I talked to him about the song “Stacy’s Mom” by Fountains of Wayne.
On the air a few days earlier, he had been incredulous about the notion that there was a song written about a guy who was in love with his girlfriend’s mom. He was so convinced the staff was trying to trick him that he refused to believe Pat Hughes. They had to get third-party confirmation during the commercial break.
“Ron, I was listening the other day when you and Pat were talking about that song, ‘Stacy’s Mom.’”
He paused, trying to kick start his memory.
“Oh, right,” he said. “I was convinced, convinced, that Pat was kidding. Isn’t that something?”
His crusty laugh bellowed from deep in his stomach.
“Then I asked Pat if that had ever happened to him.”
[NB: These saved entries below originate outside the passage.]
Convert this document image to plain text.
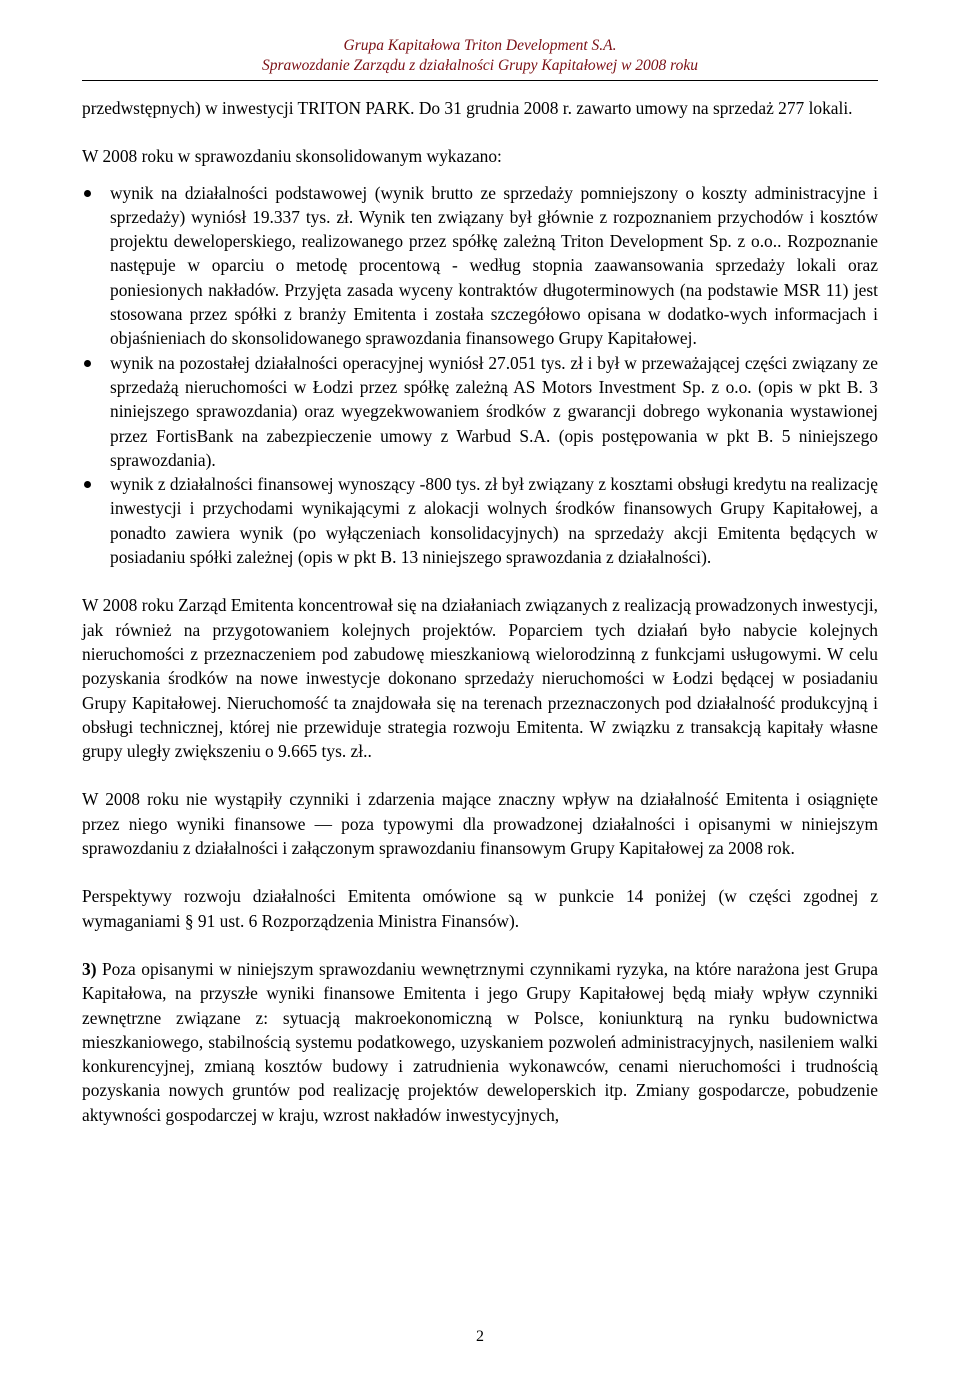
Grupa Kapitałowa Triton Development S.A.
Sprawozdanie Zarządu z działalności Grupy Kapitałowej w 2008 roku

przedwstępnych) w inwestycji TRITON PARK. Do 31 grudnia 2008 r. zawarto umowy na sprzedaż 277 lokali.

W 2008 roku w sprawozdaniu skonsolidowanym wykazano:

wynik na działalności podstawowej (wynik brutto ze sprzedaży pomniejszony o koszty administracyjne i sprzedaży) wyniósł 19.337 tys. zł. Wynik ten związany był głównie z rozpoznaniem przychodów i kosztów projektu deweloperskiego, realizowanego przez spółkę zależną Triton Development Sp. z o.o.. Rozpoznanie następuje w oparciu o metodę procentową - według stopnia zaawansowania sprzedaży lokali oraz poniesionych nakładów. Przyjęta zasada wyceny kontraktów długoterminowych (na podstawie MSR 11) jest stosowana przez spółki z branży Emitenta i została szczegółowo opisana w dodatko-wych informacjach i objaśnieniach do skonsolidowanego sprawozdania finansowego Grupy Kapitałowej.
wynik na pozostałej działalności operacyjnej wyniósł 27.051 tys. zł i był w przeważającej części związany ze sprzedażą nieruchomości w Łodzi przez spółkę zależną AS Motors Investment Sp. z o.o. (opis w pkt B. 3 niniejszego sprawozdania) oraz wyegzekwowaniem środków z gwarancji dobrego wykonania wystawionej przez FortisBank na zabezpieczenie umowy z Warbud S.A. (opis postępowania w pkt B. 5 niniejszego sprawozdania).
wynik z działalności finansowej wynoszący -800 tys. zł był związany z kosztami obsługi kredytu na realizację inwestycji i przychodami wynikającymi z alokacji wolnych środków finansowych Grupy Kapitałowej, a ponadto zawiera wynik (po wyłączeniach konsolidacyjnych) na sprzedaży akcji Emitenta będących w posiadaniu spółki zależnej (opis w pkt B. 13 niniejszego sprawozdania z działalności).

W 2008 roku Zarząd Emitenta koncentrował się na działaniach związanych z realizacją prowadzonych inwestycji, jak również na przygotowaniem kolejnych projektów. Poparciem tych działań było nabycie kolejnych nieruchomości z przeznaczeniem pod zabudowę mieszkaniową wielorodzinną z funkcjami usługowymi. W celu pozyskania środków na nowe inwestycje dokonano sprzedaży nieruchomości w Łodzi będącej w posiadaniu Grupy Kapitałowej. Nieruchomość ta znajdowała się na terenach przeznaczonych pod działalność produkcyjną i obsługi technicznej, której nie przewiduje strategia rozwoju Emitenta. W związku z transakcją kapitały własne grupy uległy zwiększeniu o 9.665 tys. zł..

W 2008 roku nie wystąpiły czynniki i zdarzenia mające znaczny wpływ na działalność Emitenta i osiągnięte przez niego wyniki finansowe — poza typowymi dla prowadzonej działalności i opisanymi w niniejszym sprawozdaniu z działalności i załączonym sprawozdaniu finansowym Grupy Kapitałowej za 2008 rok.

Perspektywy rozwoju działalności Emitenta omówione są w punkcie 14 poniżej (w części zgodnej z wymaganiami § 91 ust. 6 Rozporządzenia Ministra Finansów).

3) Poza opisanymi w niniejszym sprawozdaniu wewnętrznymi czynnikami ryzyka, na które narażona jest Grupa Kapitałowa, na przyszłe wyniki finansowe Emitenta i jego Grupy Kapitałowej będą miały wpływ czynniki zewnętrzne związane z: sytuacją makroekonomiczną w Polsce, koniunkturą na rynku budownictwa mieszkaniowego, stabilnością systemu podatkowego, uzyskaniem pozwoleń administracyjnych, nasileniem walki konkurencyjnej, zmianą kosztów budowy i zatrudnienia wykonawców, cenami nieruchomości i trudnością pozyskania nowych gruntów pod realizację projektów deweloperskich itp. Zmiany gospodarcze, pobudzenie aktywności gospodarczej w kraju, wzrost nakładów inwestycyjnych,

2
A satisfied grin spread across his face. His hairpiece was just as obvious in person as I thought it would be, and his floral button-down shirt still reminded me of something your carousing uncle would wear.
Santo shook my hand. I’m sure awe was written all over my face.
I may feel like an unloved writer, and Ron might be a beloved announcer. But it is people like Ron Santo that make me want to write, not announce. Perhaps some people are meant to be writers and others are meant to be announcers. If Santo had become a sports reporter — hard to imagine, I know — he would not have been so adored. He would not have been a part of so many people’s lives. He would never have been part of my life, and that, in Santo’s words, would be “terrible, Pat, just terrible.”